Dr. Klotman: Well, I think just reiterating a few points. First of all, that health professional careers, biomedical science careers, are so gratifying and to me -- and I would think most people -- so innately interesting. So, I'd encourage people really exploring, because the options are so broad. It's everything from public health to very fundamental discovery science. You can find so many things within that continuum. 


The other thing is really the issue we talked about a little bit earlier, that anybody in these careers needs to become scientific communicators. It's a really important part of our profession. It doesn't matter, you know, what part of science you're in, what part of a health professional continuum you're in, you become really trusted communicators in your communities, whether they're your family -- and you know the kinds of discussions that have been in the families last couple of years -- or your church. 

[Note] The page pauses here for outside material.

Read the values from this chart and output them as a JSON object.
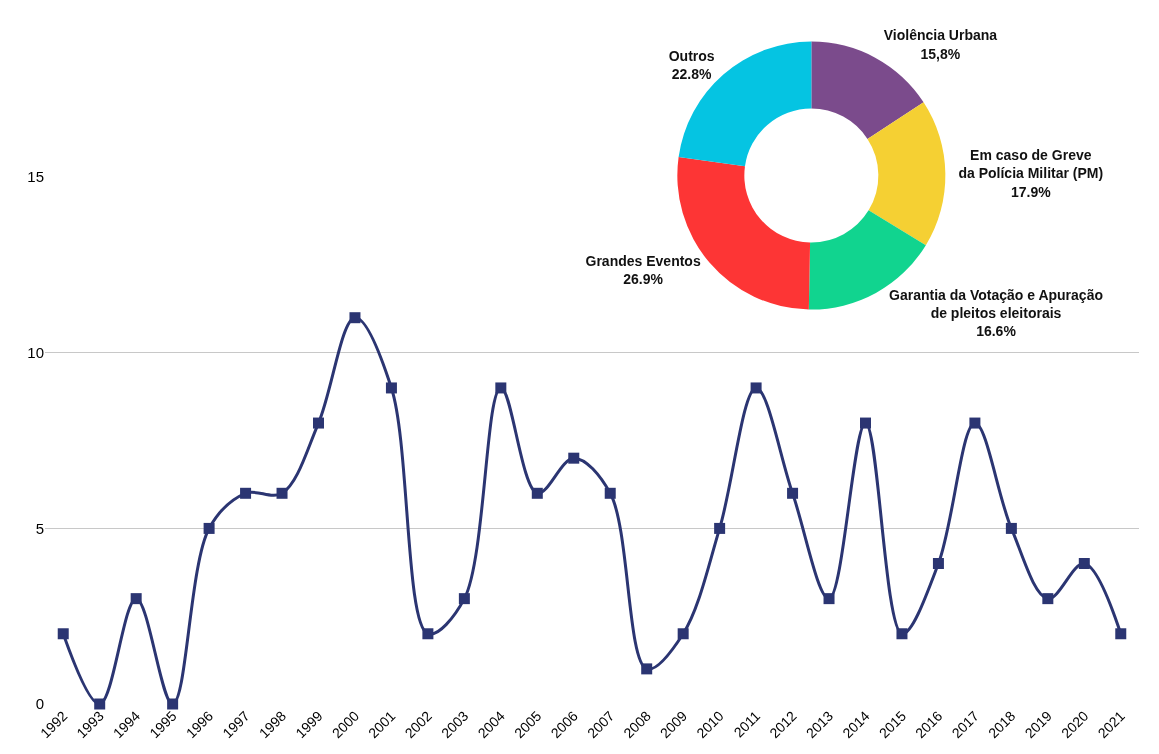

I really have challenged the students that have graduated from Duke the last couple of years to consider being ambassadors for science, for communication of what is good science and the other area that I'm passionate about is also to embrace understanding health disparities. Because again, no matter what profession you go in, you will see it, and you need to understand it. So, I think those are the two areas that go across specialties, across the various health professions, but I do hope that students embrace them in their training.


Shiv: Absolutely. I know a lot of our audience is very interested in both of those, and hopefully will take your advice to pursue those and the detours to heart. So with that, Dr. Klotman, thanks so much for taking the time to be with us today on Raise the Line, but more importantly for the work that you've done over the past several decades to actually raise the line

and strengthen our healthcare system. 


Dr. Klotman: Thanks for having me. 


Shiv: And with that, I'm Shiv Gaglani. Thank you to our audience for checking out today's show. And remember to do your part to raise the line and strengthen our healthcare system. We're all in this together. Take care.